Выбрать главу

2. Более того, в обвинительном заключении указано, что в 1935 г. (?) я и инженер Глушко В.П. (арестован) взорвали ракетный самолет. Заявляю, что 27 июня 1938 года (день моего ареста) он, целый и невредимый, стоял в НИИ № 3. Все отчеты - см. дело 218. Эта работа большого оборонного значения и с моим арестом на ней не осталось никого, чего и добивались Костиков и др. А в 1935 году я его только начал разрабатывать и осуществил в 1937 году.

3. Далее, я обвиняюсь, что делал неверно расчеты объектов (например 201/301) и не разрабатывал теории. Это ложь. В делах объектов 212, 201, 218, 301 есть в НИИ-3 все расчеты. Они неоднократно проверены и приняты посторонними техническими приемщиками, о чем есть акты. Теоретические научные работы мои и других инженеров помещены в сборниках трудов НИИ-3 «Ракетная техника» № 1-5, журнале «Техника воздушного флота» № 7 за 1935 год и др. Всего не менее 10 работ.

4. В обвинении взяты все денежные суммы, которые были израсходованы на объекты и записаны как зря истраченные. Это, конечно, неверно, т.к. на эти деньги сделано немало полезного.

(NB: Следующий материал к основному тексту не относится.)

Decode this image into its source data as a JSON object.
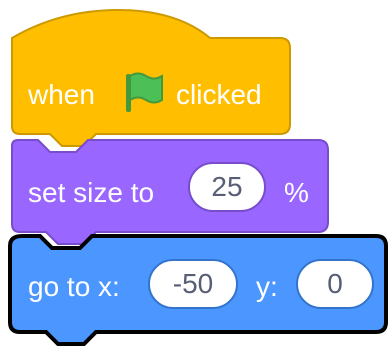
{
  "colors": {
    "events": "#FFBF00",
    "events_border": "#CC9900",
    "looks": "#9966FF",
    "looks_border": "#774DCB",
    "motion": "#4C97FF",
    "motion_border": "#000000",
    "flag_green": "#4CBF56",
    "flag_dark": "#45993D"
  },
  "blocks": {
    "when_flag": {
      "when_label": "when",
      "icon": "green-flag-icon",
      "clicked_label": "clicked"
    },
    "set_size": {
      "label": "set size to",
      "value": "25",
      "unit": "%"
    },
    "go_to": {
      "label": "go to x:",
      "x_value": "-50",
      "y_label": "y:",
      "y_value": "0"
    }
  }
}
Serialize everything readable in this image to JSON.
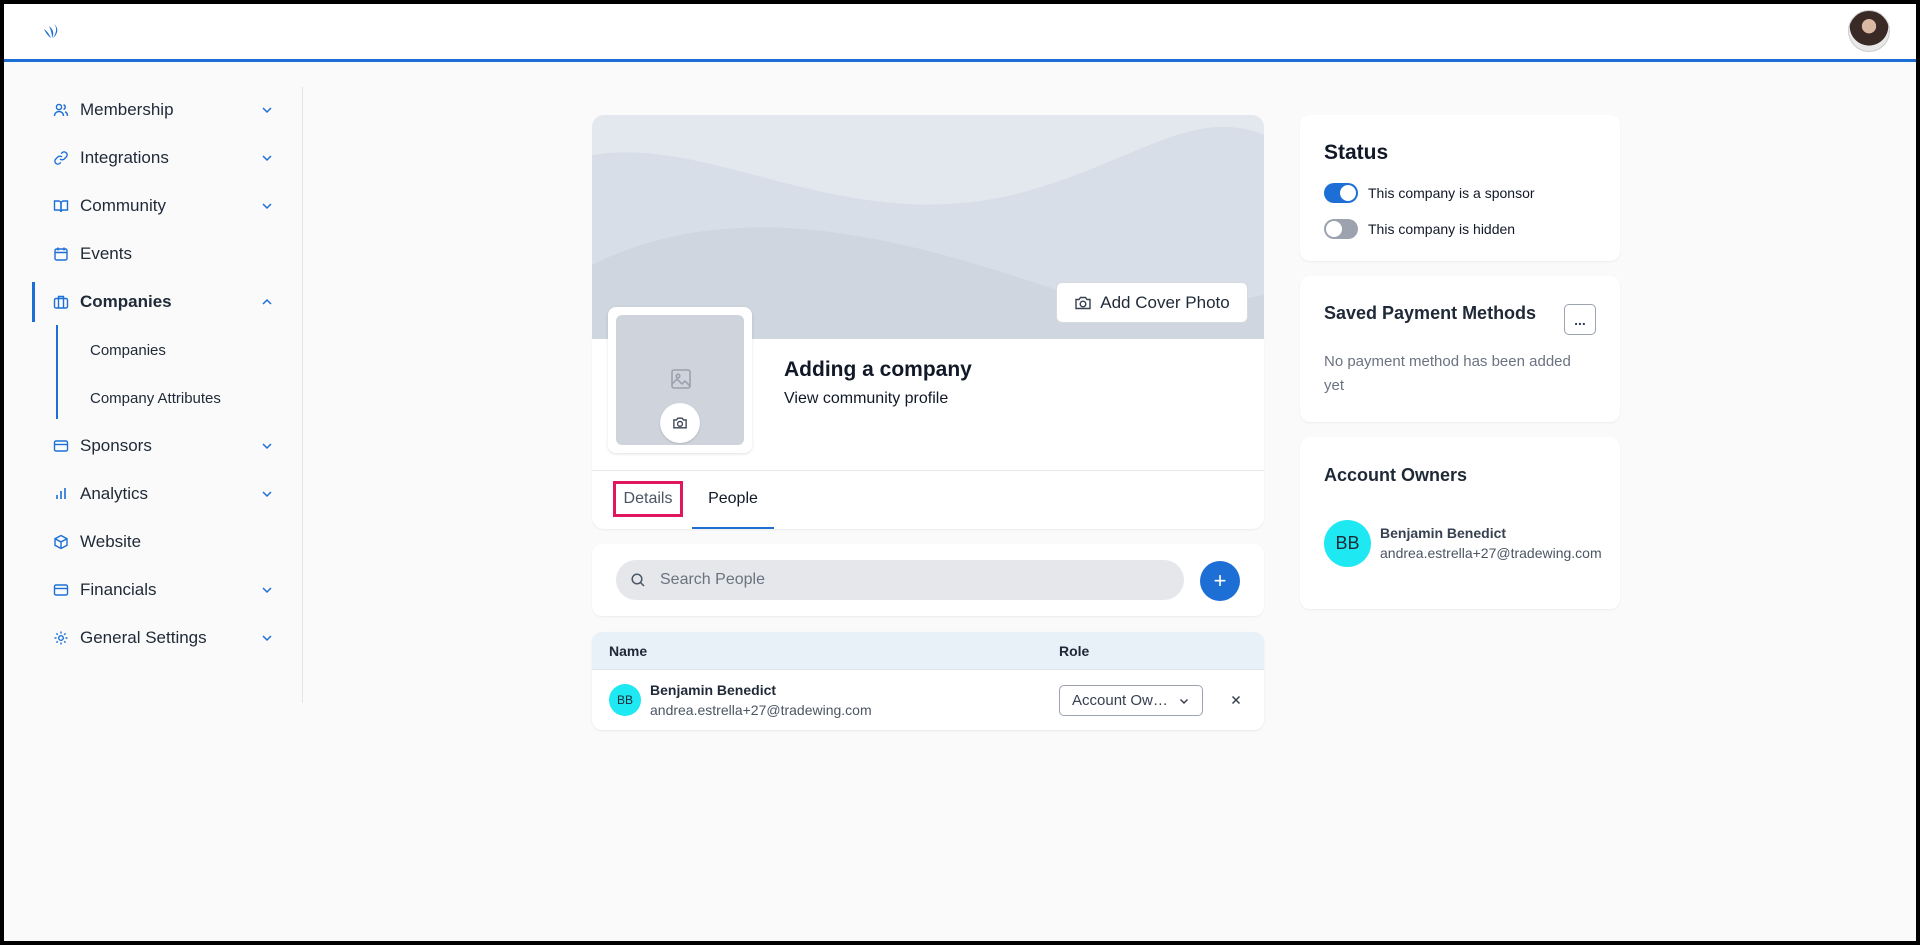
{
  "sidebar": {
    "items": [
      {
        "label": "Membership",
        "icon": "users-icon"
      },
      {
        "label": "Integrations",
        "icon": "link-icon"
      },
      {
        "label": "Community",
        "icon": "book-icon"
      },
      {
        "label": "Events",
        "icon": "calendar-icon"
      },
      {
        "label": "Companies",
        "icon": "briefcase-icon"
      },
      {
        "label": "Sponsors",
        "icon": "card-icon"
      },
      {
        "label": "Analytics",
        "icon": "bar-chart-icon"
      },
      {
        "label": "Website",
        "icon": "cube-icon"
      },
      {
        "label": "Financials",
        "icon": "card-icon"
      },
      {
        "label": "General Settings",
        "icon": "gear-icon"
      }
    ],
    "sub_items": [
      "Companies",
      "Company Attributes"
    ]
  },
  "profile": {
    "cover_button_label": "Add Cover Photo",
    "company_name": "Adding a company",
    "community_link": "View community profile"
  },
  "tabs": {
    "details": "Details",
    "people": "People"
  },
  "people": {
    "search_placeholder": "Search People",
    "add_label": "+",
    "columns": {
      "name": "Name",
      "role": "Role"
    },
    "rows": [
      {
        "initials": "BB",
        "name": "Benjamin Benedict",
        "email": "andrea.estrella+27@tradewing.com",
        "role": "Account Owner"
      }
    ]
  },
  "status": {
    "title": "Status",
    "toggles": [
      {
        "label": "This company is a sponsor",
        "on": true
      },
      {
        "label": "This company is hidden",
        "on": false
      }
    ]
  },
  "payment": {
    "title": "Saved Payment Methods",
    "more_label": "...",
    "empty_text": "No payment method has been added yet"
  },
  "owners": {
    "title": "Account Owners",
    "list": [
      {
        "initials": "BB",
        "name": "Benjamin Benedict",
        "email": "andrea.estrella+27@tradewing.com"
      }
    ]
  },
  "colors": {
    "accent": "#1d6fd6",
    "avatar_bg": "#1ee8f2",
    "highlight": "#e0175f"
  }
}
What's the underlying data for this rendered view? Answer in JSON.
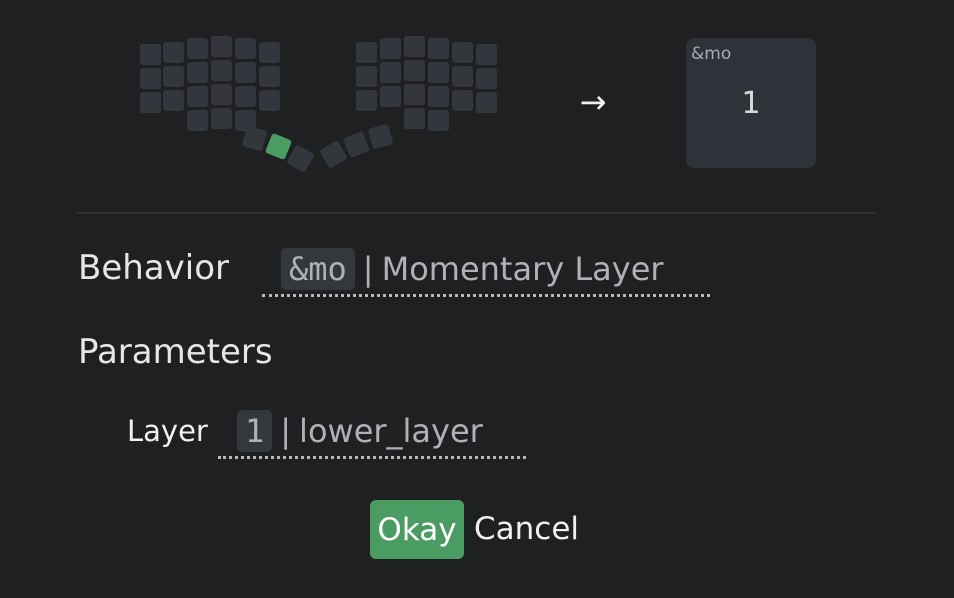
{
  "preview": {
    "binding": "&mo",
    "param": "1"
  },
  "arrow_icon": "arrow-right-icon",
  "behavior": {
    "label": "Behavior",
    "code": "&mo",
    "separator": "|",
    "name": "Momentary Layer"
  },
  "parameters": {
    "heading": "Parameters",
    "layer": {
      "label": "Layer",
      "code": "1",
      "separator": "|",
      "name": "lower_layer"
    }
  },
  "buttons": {
    "okay": "Okay",
    "cancel": "Cancel"
  },
  "colors": {
    "accent": "#4a9c62",
    "background": "#1f2022",
    "key": "#33373d"
  }
}
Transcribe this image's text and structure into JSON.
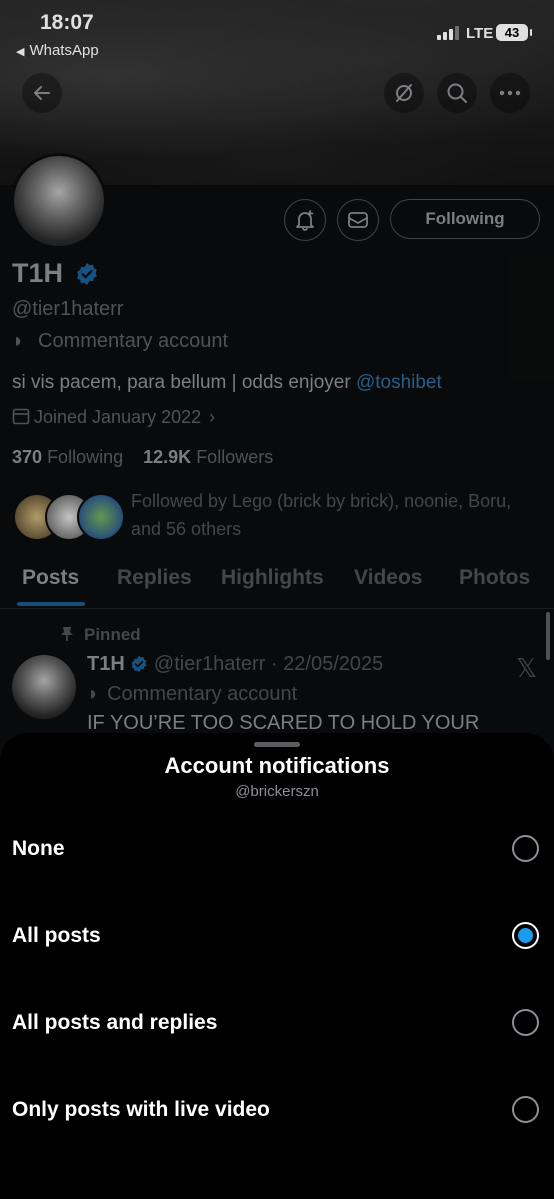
{
  "status_bar": {
    "time": "18:07",
    "back_app": "WhatsApp",
    "network": "LTE",
    "battery": "43"
  },
  "profile": {
    "name": "T1H",
    "handle": "@tier1haterr",
    "category": "Commentary account",
    "bio_text": "si vis pacem, para bellum | odds enjoyer ",
    "bio_mention": "@toshibet",
    "joined": "Joined January 2022",
    "following_count": "370",
    "following_label": "Following",
    "followers_count": "12.9K",
    "followers_label": "Followers",
    "following_button": "Following",
    "followed_by_text": "Followed by Lego (brick by brick), noonie, Boru, and 56 others"
  },
  "tabs": [
    "Posts",
    "Replies",
    "Highlights",
    "Videos",
    "Photos"
  ],
  "pinned_post": {
    "pinned_label": "Pinned",
    "name": "T1H",
    "meta": "@tier1haterr · 22/05/2025",
    "category": "Commentary account",
    "text": "IF YOU’RE TOO SCARED TO HOLD YOUR"
  },
  "sheet": {
    "title": "Account notifications",
    "subtitle": "@brickerszn",
    "options": [
      {
        "label": "None",
        "selected": false
      },
      {
        "label": "All posts",
        "selected": true
      },
      {
        "label": "All posts and replies",
        "selected": false
      },
      {
        "label": "Only posts with live video",
        "selected": false
      }
    ]
  },
  "colors": {
    "accent": "#1d9bf0",
    "sheet_bg": "#000000",
    "verified": "#1d9bf0"
  },
  "icons": [
    "back-arrow-icon",
    "hide-icon",
    "search-icon",
    "more-icon",
    "bell-plus-icon",
    "mail-icon",
    "verified-icon",
    "mask-icon",
    "calendar-icon",
    "pin-icon",
    "x-logo-icon"
  ]
}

5. В обвинении указано, что я увеличивал с целью задержки число испытаний ракетного самолета - их было сделано 30 шт. полных и около 100 шт. лабораторных, включая и пробную заливку топлива и т.п. Нелепость обвинения ясна, т.к. даже автомобиль испытывают дольше и больше, а это все же первый ракетный самолет! В обвинении сказано, что я заставлял ракеты работать не 60 сек, а 1-2 секунды. Что это означает, вообще нельзя понять.

6. По приговору я обвиняюсь, что «задерживал образцы вооружения». Но я никогда не работал еще над образцами вооружения, а вел лишь научно-исследовательскую работу, которая в будущем могла стать образцами. Понятно, что за 21/2 года работы над новой, очень сложной технической проблемой нельзя дать образцы... И т.д. Можно еще привести ряд фактов, говорящих за себя и подтверждающих мою невиновность. Да иначе и быть не могло, т.к. меня заставили извратить правду и получились путаница и ложь. Следователи своею безграмотностью и пристрастием только усугубили путаницу и ложь, в результате чего я осужден на тюрьму. Я прошу Вас пересмотреть мое дело, т.к. я хочу работать над ракетными самолетами, которые сейчас как никогда нужны СССР. Я полон сил, энергии, обладаю знаниями и опытом и желанием работать. Врагом нашей родины, партии и Советской власти я никогда не был. Я воспитан и вырос при Советской власти. Прошу снять с меня незаслужанное обвинение.

29.XI.38. С. Королев».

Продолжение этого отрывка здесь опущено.